Wie sehr beeinflusst es dich mental, wenn dein Teamkollege schneller ist als du?
Giedo van der Garde: Wir waren in diesem Jahr im Qualifying bislang recht ausgeglichen. Charles (Pic) besitzt bereits ein Jahr Formel-1-Erfahrung. Er ist ein sehr guter Teamkollege und ich arbeite gut mit ihm zusammen. Seine Erfahrung hilft mir viel und ich versuche, so viel wie möglich von ihm zu lernen. Er ist sehr schnell. Es ist gut, im Qualifying gegeneinander zu kämpfen.

Giedo van der Garde erklärt Motorsport-Magazin.com seinen langen Weg in die Formel 1, Foto: Sutton
Giedo van der Garde erklärt Motorsport-Magazin.com seinen langen Weg in die Formel 1, Foto: Sutton

Im Rahmen unseres Rookie-Specials haben wir auch mit Esteban (Gutierrez) gesprochen.

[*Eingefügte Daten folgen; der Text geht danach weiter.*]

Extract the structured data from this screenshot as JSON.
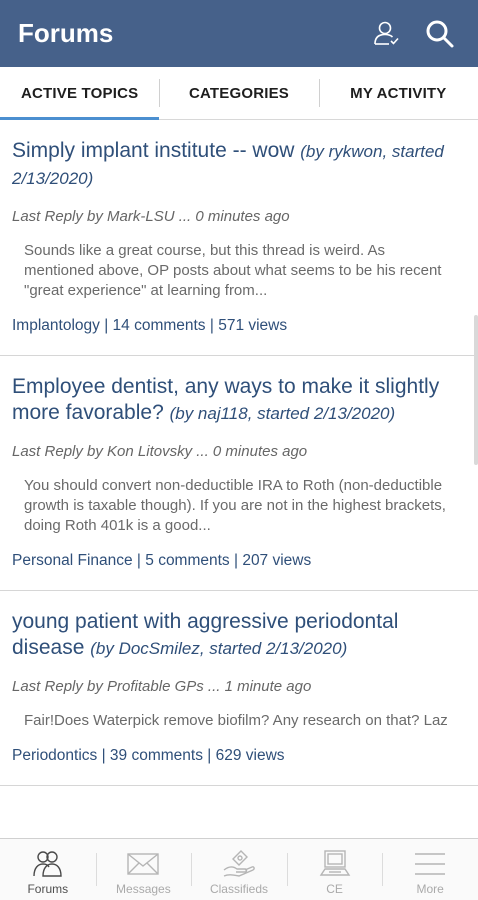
{
  "header": {
    "title": "Forums",
    "icons": [
      "user-icon",
      "search-icon"
    ]
  },
  "tabs": [
    {
      "label": "ACTIVE TOPICS",
      "active": true
    },
    {
      "label": "CATEGORIES",
      "active": false
    },
    {
      "label": "MY ACTIVITY",
      "active": false
    }
  ],
  "topics": [
    {
      "title": "Simply implant institute -- wow",
      "byline": "(by rykwon, started 2/13/2020)",
      "last_reply": "Last Reply by Mark-LSU ... 0 minutes ago",
      "excerpt": "Sounds like a great course, but this thread is weird.  As mentioned above, OP posts about what seems to be his recent \"great experience\" at learning from...",
      "meta": "Implantology  | 14 comments | 571 views"
    },
    {
      "title": "Employee dentist, any ways to make it slightly more favorable?",
      "byline": "(by naj118, started 2/13/2020)",
      "last_reply": "Last Reply by Kon Litovsky ... 0 minutes ago",
      "excerpt": "You should convert non-deductible IRA to Roth (non-deductible growth is taxable though). If you are not in the highest brackets, doing Roth 401k is a good...",
      "meta": "Personal Finance | 5 comments | 207 views"
    },
    {
      "title": "young patient with aggressive periodontal disease",
      "byline": "(by DocSmilez, started 2/13/2020)",
      "last_reply": "Last Reply by Profitable GPs ... 1 minute ago",
      "excerpt": "Fair!Does Waterpick remove biofilm? Any research on that? Laz",
      "meta": "Periodontics | 39 comments | 629 views"
    }
  ],
  "bottom_nav": [
    {
      "label": "Forums",
      "icon": "people-icon",
      "active": true
    },
    {
      "label": "Messages",
      "icon": "envelope-icon",
      "active": false
    },
    {
      "label": "Classifieds",
      "icon": "hand-money-icon",
      "active": false
    },
    {
      "label": "CE",
      "icon": "computer-icon",
      "active": false
    },
    {
      "label": "More",
      "icon": "menu-icon",
      "active": false
    }
  ],
  "colors": {
    "header_bg": "#46618a",
    "accent": "#4b8fd0",
    "link": "#2f4f79"
  }
}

Für ihn war die größte Herausforderung, zu akzeptieren, dass ein zwölfter Platz das bestmögliche Ergebnis für ihn an einem Wochenende ist. Ist das bei dir genauso?
Giedo van der Garde: Wir wissen, wo wir stehen und wer unsere Gegner sind. Manchmal ist Marussia schneller, manchmal sind wir es. Es ist nicht einfach, aber zum Glück kann man trotzdem noch sehr viel dabei lernen. Wenn sich dann in einem Regen-Rennen, bei einem verrückten Rennverlauf oder auf Strategieseite eine Chance ergibt, muss man das Beste daraus machen. Leider ist es für uns normal, dass wir im Q1 ausscheiden. Für uns ist das Weiterkommen ins Q2 wie ein Sieg.

Alle im Fahrerlager sprechen über viel zu wenige Testmöglichkeiten für junge Fahrer. Ich denke, dem wirst auch du zustimmen...
Giedo van der Garde: Klar, als Rookie möchte man so viel wie möglich testen und im Auto sitzen. Das ist schon hart. Nichtsdestotrotz müssen wir die Regeln akzeptieren und versuchen, auf andere Weise so viel wie möglich zu lernen.

Aber hilft es dir vielleicht bei deiner Herangehensweise und deinen Arbeitsprozessen, dass auch in der GP2 nicht getestet und nur wenig an den Rennwochenenden trainiert wird?
Giedo van der Garde: Nein, leider nicht. Die Formel 1 ist auf einem viel, viel höheren Niveau. Es ist richtig hart, alles zu verstehen. Je mehr man fährt, desto mehr versteht man auch. Es ist wie bei einem Fußball-Spieler. Er kann jeden Tag mit dem Ball trainieren und wird so schneller und besser. Wir fahren alle zwei Wochen ein Rennen und das war es. Selbstverständlich können wir die Daten analysieren, sehen, wie gut wir mit den Reifen umgegangen sind, wie die Trainings verlaufen sind, es geht vielmehr ums Analysieren als ums Fahren. Das ist keine einfache Situation, aber wir können es nicht verändern.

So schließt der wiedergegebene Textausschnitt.